Por Gustavo Heredia / La chata con el megáfono está entrando al pueblo, en una pared de ladrillos viejos se lee: "Perón-Evita, la patria", se ve una palabra tachada y al lado "socialista".

La chata con el megáfono está entrando al pueblo, en una pared de ladrillos viejos se lee: "Perón-Evita, la patria", se ve una palabra tachada y al lado "socialista".

—¿Qué pasa don Ignacio?

—Dicen que somos Bolches!

—Pero si yo siempre fui peronista, nunca me metí en política.

El diálogo entre el delegado Municipal, Don Ignacio (Federico Luppi) y Mateo, el único empleado administrativo al que se lo acusa injustamente de ser un "infiltrado", anticipa el nudo narrativo de la película.
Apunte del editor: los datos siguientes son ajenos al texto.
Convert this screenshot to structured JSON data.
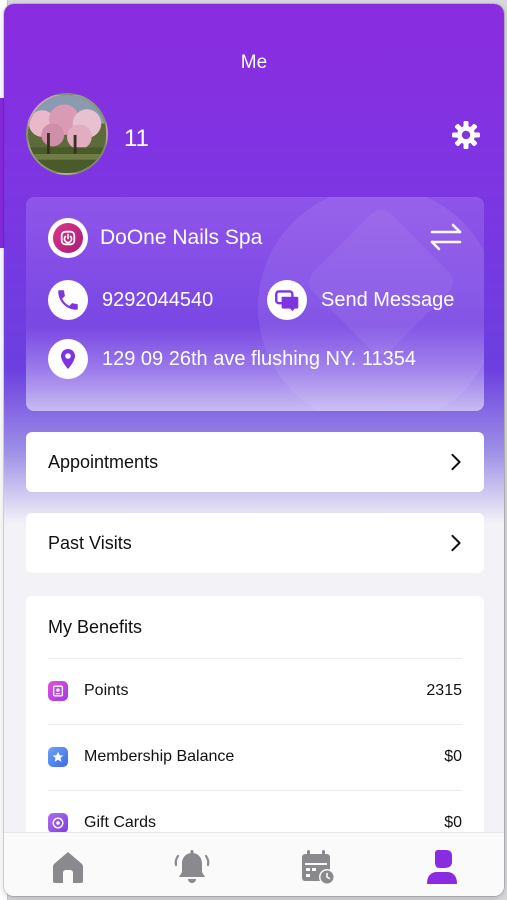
{
  "header": {
    "title": "Me"
  },
  "profile": {
    "name": "11"
  },
  "store": {
    "name": "DoOne Nails Spa",
    "phone": "9292044540",
    "message_label": "Send Message",
    "address": "129 09 26th ave flushing  NY. 11354"
  },
  "menu": {
    "appointments_label": "Appointments",
    "past_visits_label": "Past Visits"
  },
  "benefits": {
    "title": "My Benefits",
    "items": [
      {
        "label": "Points",
        "value": "2315",
        "icon": "points-icon",
        "color": "#c44ce0"
      },
      {
        "label": "Membership Balance",
        "value": "$0",
        "icon": "star-badge-icon",
        "color": "#4a7df0"
      },
      {
        "label": "Gift Cards",
        "value": "$0",
        "icon": "gift-card-icon",
        "color": "#9b4de0"
      }
    ]
  },
  "tabs": [
    {
      "name": "home",
      "icon": "home-icon",
      "active": false
    },
    {
      "name": "notifications",
      "icon": "bell-icon",
      "active": false
    },
    {
      "name": "schedule",
      "icon": "calendar-clock-icon",
      "active": false
    },
    {
      "name": "me",
      "icon": "person-icon",
      "active": true
    }
  ],
  "colors": {
    "accent": "#8a2be2",
    "tab_inactive": "#8a8a8e",
    "tab_active": "#8a2be2"
  }
}
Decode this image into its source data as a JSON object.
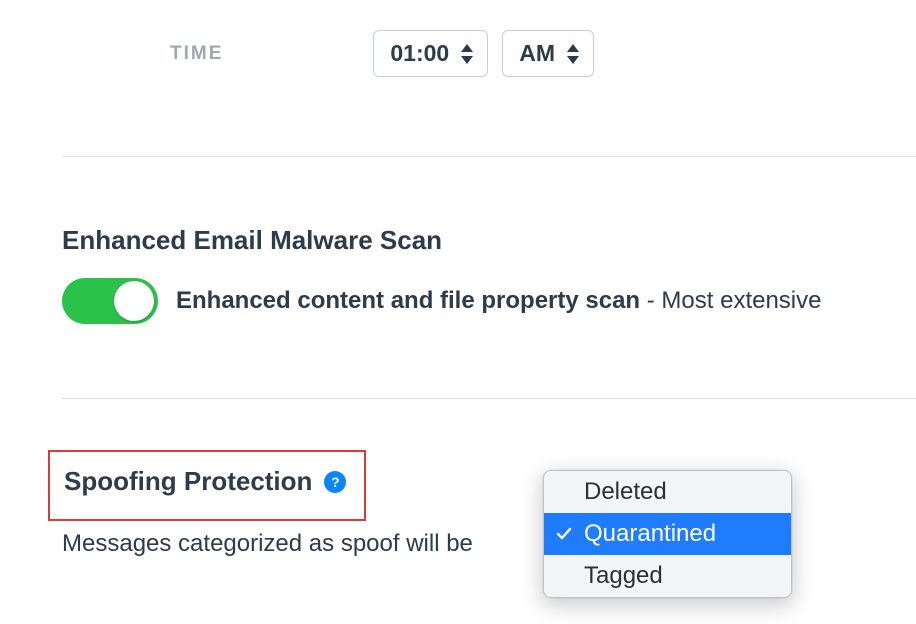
{
  "time": {
    "label": "TIME",
    "value": "01:00",
    "meridiem": "AM"
  },
  "malware": {
    "title": "Enhanced Email Malware Scan",
    "toggle_on": true,
    "main_text": "Enhanced content and file property scan",
    "suffix_text": " - Most extensive"
  },
  "spoofing": {
    "title": "Spoofing Protection",
    "help_icon": "?",
    "description": "Messages categorized as spoof will be",
    "options": {
      "deleted": "Deleted",
      "quarantined": "Quarantined",
      "tagged": "Tagged"
    },
    "selected": "Quarantined"
  }
}
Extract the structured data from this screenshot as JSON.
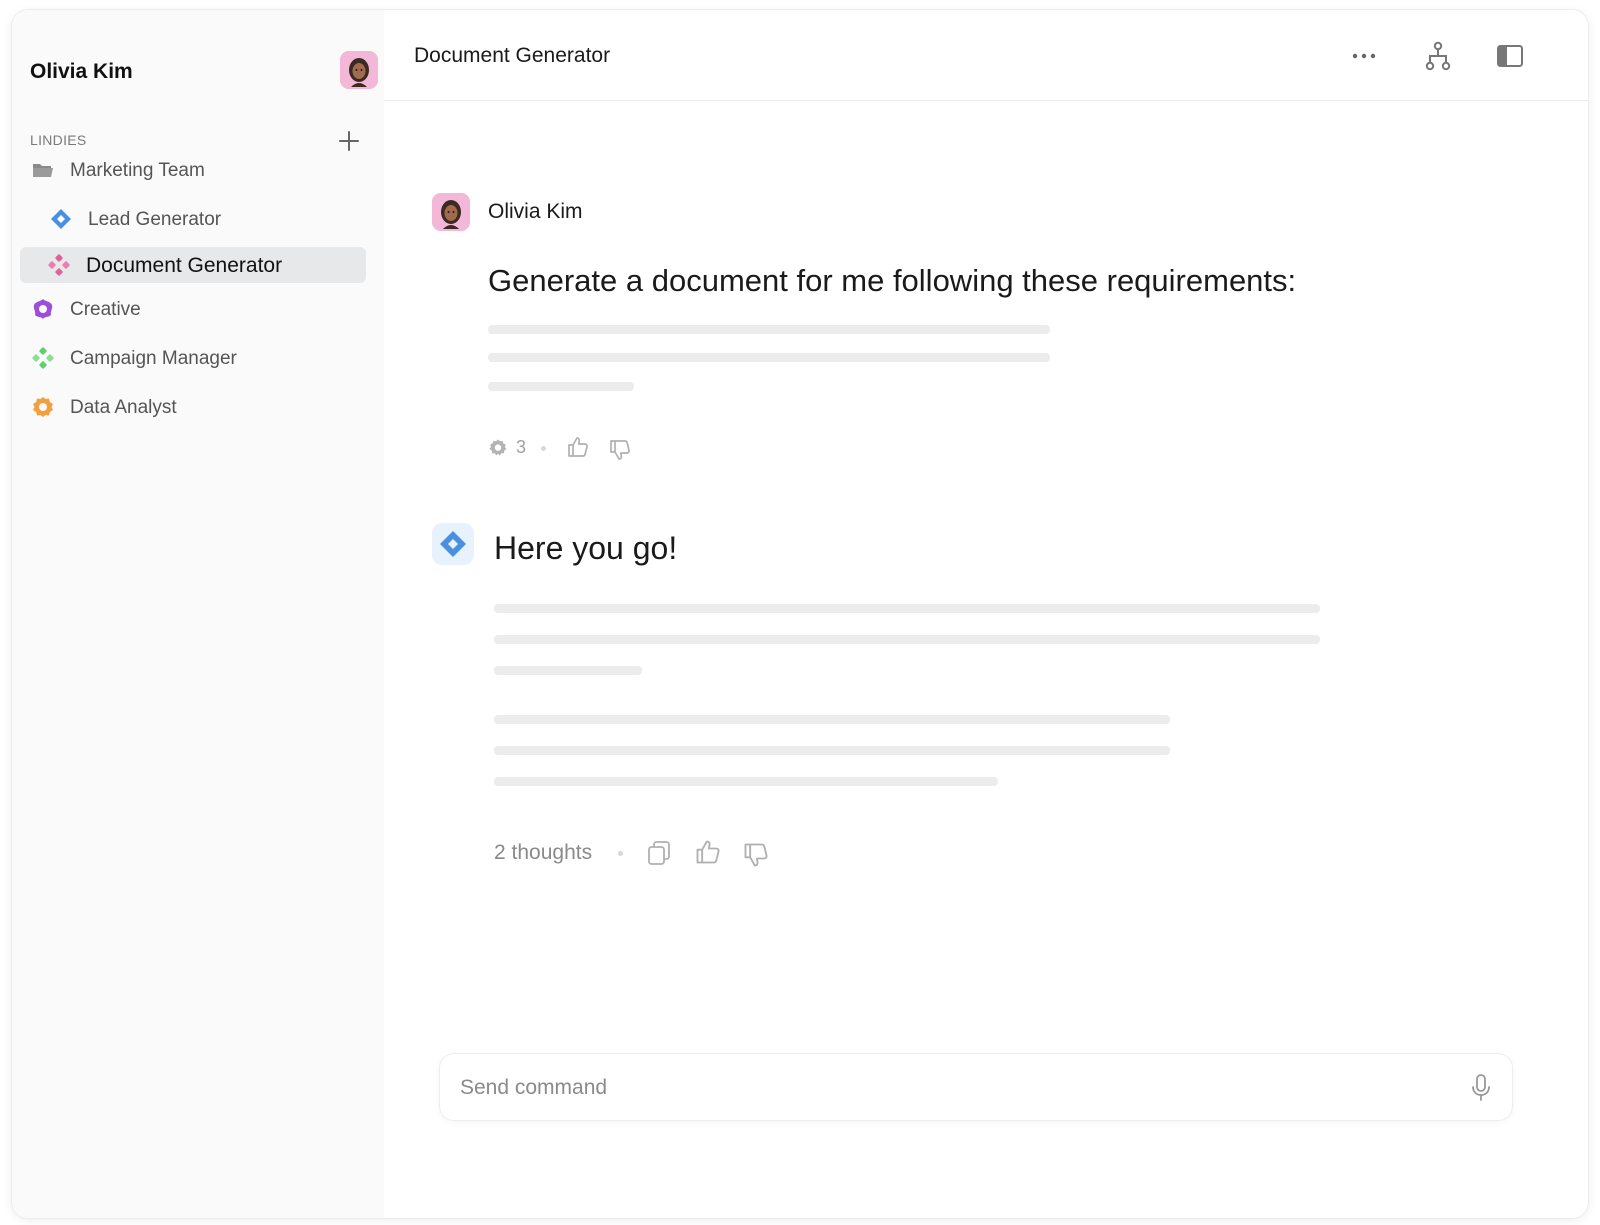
{
  "user": {
    "name": "Olivia Kim"
  },
  "sidebar": {
    "section_label": "LINDIES",
    "items": [
      {
        "label": "Marketing Team",
        "icon": "folder-icon",
        "level": 0,
        "active": false
      },
      {
        "label": "Lead Generator",
        "icon": "diamond-blue-icon",
        "level": 1,
        "active": false
      },
      {
        "label": "Document Generator",
        "icon": "diamond-pink-icon",
        "level": 1,
        "active": true
      },
      {
        "label": "Creative",
        "icon": "flower-purple-icon",
        "level": 0,
        "active": false
      },
      {
        "label": "Campaign Manager",
        "icon": "diamond-green-icon",
        "level": 0,
        "active": false
      },
      {
        "label": "Data Analyst",
        "icon": "ring-orange-icon",
        "level": 0,
        "active": false
      }
    ]
  },
  "header": {
    "title": "Document Generator",
    "icons": [
      "more-icon",
      "workflow-icon",
      "sidebar-toggle-icon"
    ]
  },
  "conversation": {
    "user_message": {
      "sender": "Olivia Kim",
      "text": "Generate a document for me following these requirements:",
      "meta_count": "3"
    },
    "bot_message": {
      "text": "Here you go!",
      "thoughts": "2 thoughts"
    }
  },
  "composer": {
    "placeholder": "Send command"
  },
  "colors": {
    "accent_blue": "#4a90e2",
    "accent_pink": "#e0609a",
    "accent_purple": "#9b4fd9",
    "accent_green": "#5fcf6b",
    "accent_orange": "#f0a041",
    "active_bg": "#e7e8ea"
  }
}
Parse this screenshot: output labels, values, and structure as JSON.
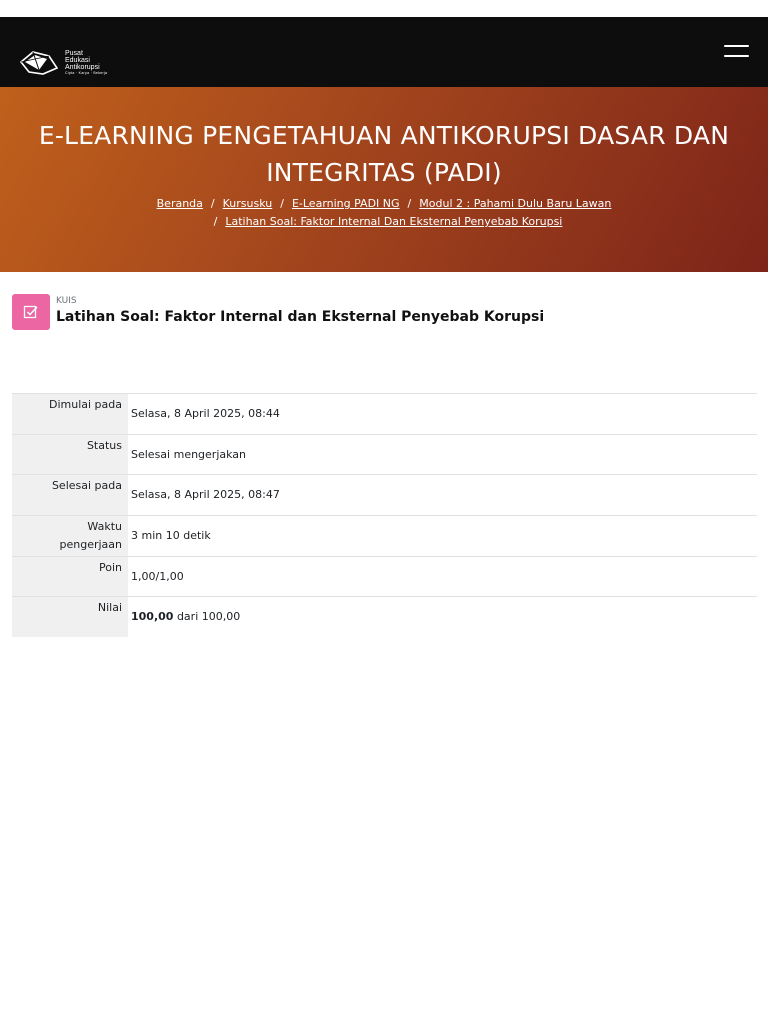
{
  "header": {
    "logo": {
      "line1": "Pusat",
      "line2": "Edukasi",
      "line3": "Antikorupsi",
      "tagline": "Cipta · Karya · Bekerja"
    },
    "menu_icon": "hamburger-icon"
  },
  "hero": {
    "title_line1": "E-LEARNING PENGETAHUAN ANTIKORUPSI DASAR DAN",
    "title_line2": "INTEGRITAS (PADI)",
    "breadcrumb": {
      "separator": "/",
      "items": [
        "Beranda",
        "Kursusku",
        "E-Learning PADI NG",
        "Modul 2 : Pahami Dulu Baru Lawan",
        "Latihan Soal: Faktor Internal Dan Eksternal Penyebab Korupsi"
      ]
    }
  },
  "activity": {
    "icon": "quiz-icon",
    "kind": "KUIS",
    "name": "Latihan Soal: Faktor Internal dan Eksternal Penyebab Korupsi"
  },
  "summary": {
    "rows": [
      {
        "label": "Dimulai pada",
        "value": "Selasa, 8 April 2025, 08:44"
      },
      {
        "label": "Status",
        "value": "Selesai mengerjakan"
      },
      {
        "label": "Selesai pada",
        "value": "Selasa, 8 April 2025, 08:47"
      },
      {
        "label_line1": "Waktu",
        "label_line2": "pengerjaan",
        "value": "3 min 10 detik"
      },
      {
        "label": "Poin",
        "value": "1,00/1,00"
      },
      {
        "label": "Nilai",
        "value_bold": "100,00",
        "value_rest": "dari 100,00"
      }
    ]
  },
  "colors": {
    "topbar": "#0d0d0d",
    "hero_start": "#c0601c",
    "hero_end": "#7e2419",
    "quiz_icon_bg": "#eb66a2",
    "label_bg": "#f0f0f0"
  }
}
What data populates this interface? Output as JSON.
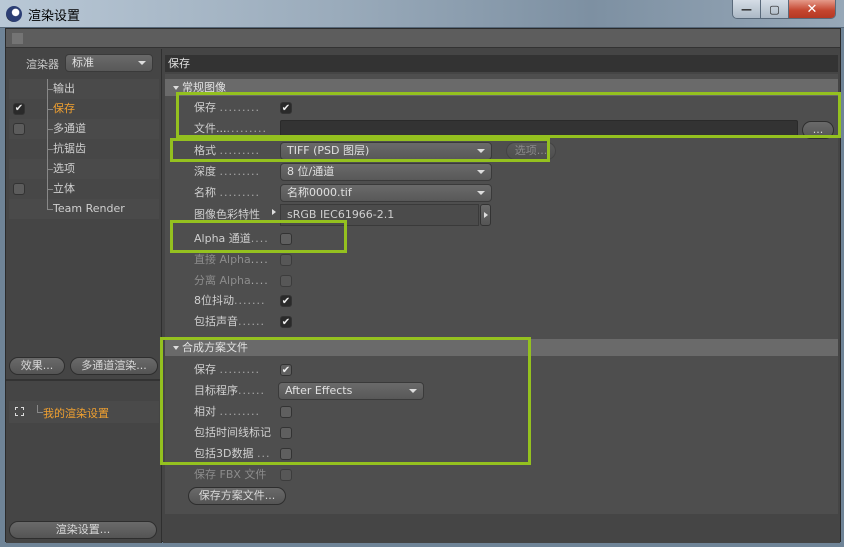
{
  "window": {
    "title": "渲染设置",
    "controls": {
      "minimize": "—",
      "maximize": "▢",
      "close": "✕"
    }
  },
  "left_panel": {
    "renderer_label": "渲染器",
    "renderer_value": "标准",
    "tree": [
      {
        "label": "输出",
        "checkbox": "none",
        "active": false
      },
      {
        "label": "保存",
        "checkbox": "checked",
        "active": true
      },
      {
        "label": "多通道",
        "checkbox": "unchecked",
        "active": false
      },
      {
        "label": "抗锯齿",
        "checkbox": "none",
        "active": false
      },
      {
        "label": "选项",
        "checkbox": "none",
        "active": false
      },
      {
        "label": "立体",
        "checkbox": "unchecked",
        "active": false
      },
      {
        "label": "Team Render",
        "checkbox": "none",
        "active": false
      }
    ],
    "effects_button": "效果...",
    "multipass_button": "多通道渲染...",
    "settings_item": "我的渲染设置",
    "render_settings_button": "渲染设置..."
  },
  "right_panel": {
    "header": "保存",
    "regular_image": {
      "title": "常规图像",
      "save_label": "保存",
      "save_checked": true,
      "file_label": "文件...",
      "file_value": "",
      "browse_button": "...",
      "format_label": "格式",
      "format_value": "TIFF (PSD 图层)",
      "options_button": "选项...",
      "depth_label": "深度",
      "depth_value": "8 位/通道",
      "name_label": "名称",
      "name_value": "名称0000.tif",
      "color_profile_label": "图像色彩特性",
      "color_profile_value": "sRGB IEC61966-2.1",
      "alpha_label": "Alpha 通道",
      "alpha_checked": false,
      "straight_alpha_label": "直接 Alpha",
      "straight_alpha_checked": false,
      "separate_alpha_label": "分离 Alpha",
      "separate_alpha_checked": false,
      "dither_label": "8位抖动",
      "dither_checked": true,
      "sound_label": "包括声音",
      "sound_checked": true
    },
    "compositing": {
      "title": "合成方案文件",
      "save_label": "保存",
      "save_checked": true,
      "target_label": "目标程序",
      "target_value": "After Effects",
      "relative_label": "相对",
      "relative_checked": false,
      "timeline_markers_label": "包括时间线标记",
      "timeline_markers_checked": false,
      "3d_data_label": "包括3D数据",
      "3d_data_checked": false,
      "fbx_label": "保存 FBX 文件",
      "fbx_checked": false,
      "save_project_button": "保存方案文件..."
    }
  },
  "highlight_color": "#94c11f",
  "active_color": "#f0a030",
  "check_glyph": "✔"
}
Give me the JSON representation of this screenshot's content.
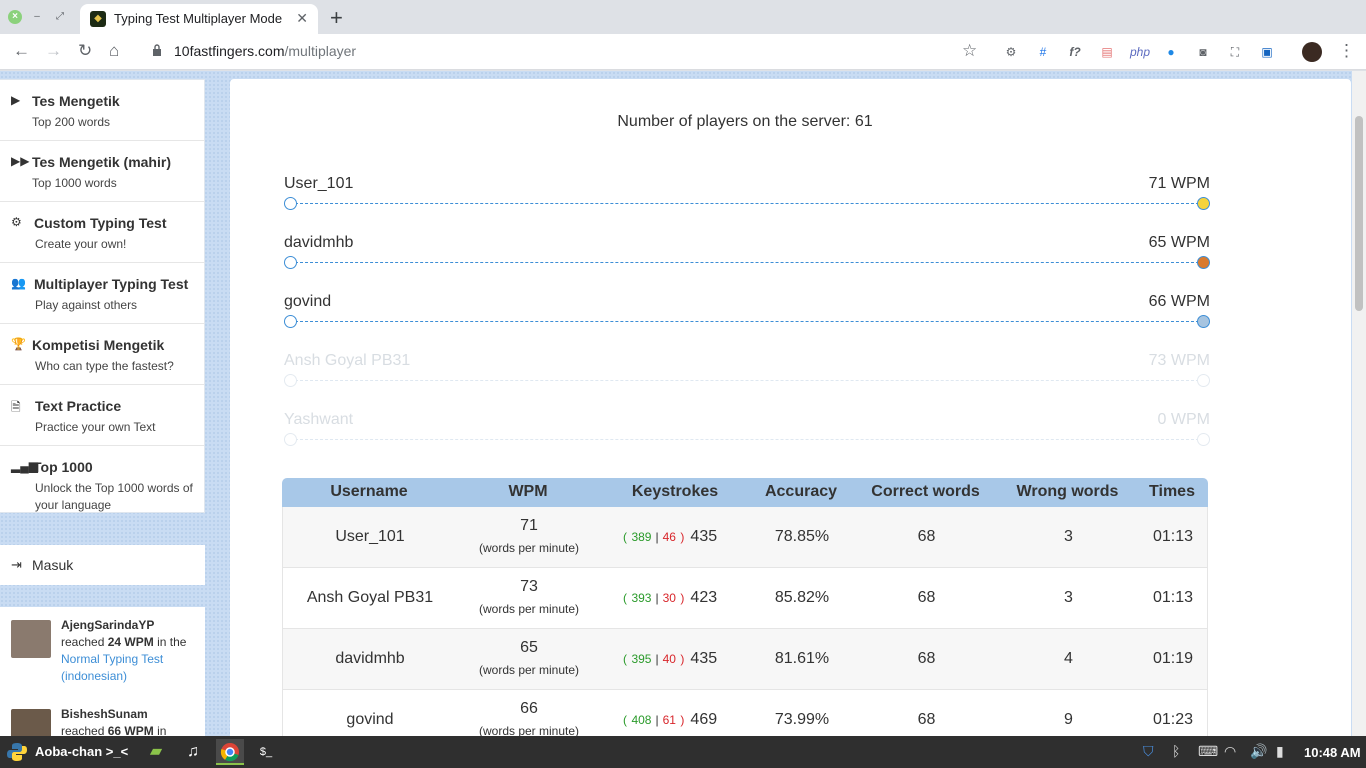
{
  "browser": {
    "tab_title": "Typing Test Multiplayer Mode",
    "url_domain": "10fastfingers.com",
    "url_path": "/multiplayer"
  },
  "sidebar": {
    "items": [
      {
        "icon": "play-icon",
        "title": "Tes Mengetik",
        "subtitle": "Top 200 words"
      },
      {
        "icon": "fast-forward-icon",
        "title": "Tes Mengetik (mahir)",
        "subtitle": "Top 1000 words"
      },
      {
        "icon": "gears-icon",
        "title": "Custom Typing Test",
        "subtitle": "Create your own!"
      },
      {
        "icon": "users-icon",
        "title": "Multiplayer Typing Test",
        "subtitle": "Play against others"
      },
      {
        "icon": "trophy-icon",
        "title": "Kompetisi Mengetik",
        "subtitle": "Who can type the fastest?"
      },
      {
        "icon": "document-icon",
        "title": "Text Practice",
        "subtitle": "Practice your own Text"
      },
      {
        "icon": "signal-bars-icon",
        "title": "Top 1000",
        "subtitle": "Unlock the Top 1000 words of your language"
      }
    ],
    "login_label": "Masuk"
  },
  "feed": [
    {
      "user": "AjengSarindaYP",
      "pre": "reached",
      "wpm": "24 WPM",
      "mid": "in the",
      "link": "Normal Typing Test (indonesian)"
    },
    {
      "user": "BisheshSunam",
      "pre": "reached",
      "wpm": "66 WPM",
      "mid": "in"
    }
  ],
  "server": {
    "players_text": "Number of players on the server: 61"
  },
  "race": [
    {
      "name": "User_101",
      "wpm": "71 WPM",
      "dot_color": "#f5d33b",
      "faded": false
    },
    {
      "name": "davidmhb",
      "wpm": "65 WPM",
      "dot_color": "#d97a2e",
      "faded": false
    },
    {
      "name": "govind",
      "wpm": "66 WPM",
      "dot_color": "#a6c4e0",
      "faded": false
    },
    {
      "name": "Ansh Goyal PB31",
      "wpm": "73 WPM",
      "dot_color": "#ffffff",
      "faded": true
    },
    {
      "name": "Yashwant",
      "wpm": "0 WPM",
      "dot_color": "#ffffff",
      "faded": true
    }
  ],
  "results": {
    "headers": [
      "Username",
      "WPM",
      "Keystrokes",
      "Accuracy",
      "Correct words",
      "Wrong words",
      "Times"
    ],
    "wpm_unit": "(words per minute)",
    "rows": [
      {
        "user": "User_101",
        "wpm": "71",
        "ks_ok": "389",
        "ks_bad": "46",
        "ks_total": "435",
        "accuracy": "78.85%",
        "correct": "68",
        "wrong": "3",
        "time": "01:13"
      },
      {
        "user": "Ansh Goyal PB31",
        "wpm": "73",
        "ks_ok": "393",
        "ks_bad": "30",
        "ks_total": "423",
        "accuracy": "85.82%",
        "correct": "68",
        "wrong": "3",
        "time": "01:13"
      },
      {
        "user": "davidmhb",
        "wpm": "65",
        "ks_ok": "395",
        "ks_bad": "40",
        "ks_total": "435",
        "accuracy": "81.61%",
        "correct": "68",
        "wrong": "4",
        "time": "01:19"
      },
      {
        "user": "govind",
        "wpm": "66",
        "ks_ok": "408",
        "ks_bad": "61",
        "ks_total": "469",
        "accuracy": "73.99%",
        "correct": "68",
        "wrong": "9",
        "time": "01:23"
      }
    ]
  },
  "taskbar": {
    "label": "Aoba-chan >_<",
    "clock": "10:48 AM"
  }
}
Afuera una conspiración de consecuencias y dimensiones no esperadas se organiza.

"No habrá más penas ni olvido" nos inserta en la dura y compleja década del 70", en Colonia Vela, un pueblito imaginario que, calmo y tranquilo, devendrá escenario del conflicto que desgarraba al país en el otoño de 1974. Trágico final de una época insuflada de sueños y mucha política.

Otra excelente historia del gordo Soriano que Héctor Olivera lleva al cine en 1983.

Se trata de una historia nuestra donde los personajes se parecen a nosotros, o nosotros nos parecemos a los personajes. Sobre todo si son todos argentinos y peronistas ¿Qué íbamos a esperar? El compromiso de un delegado municipal, un comisario ambicioso y burócrata y una juventud con ansias de protagonismo en la construcción del destino de su país, deberían ayudarnos a entender qué somos o cómo somos. Pinceladas gruesas y profundas de una época que estalló en sueños, traiciones, muertes y cuyas esquirlas aún marcan nuestro presente. No sabremos si no habrá más penas, seguiremos luchando para que no haya olvido.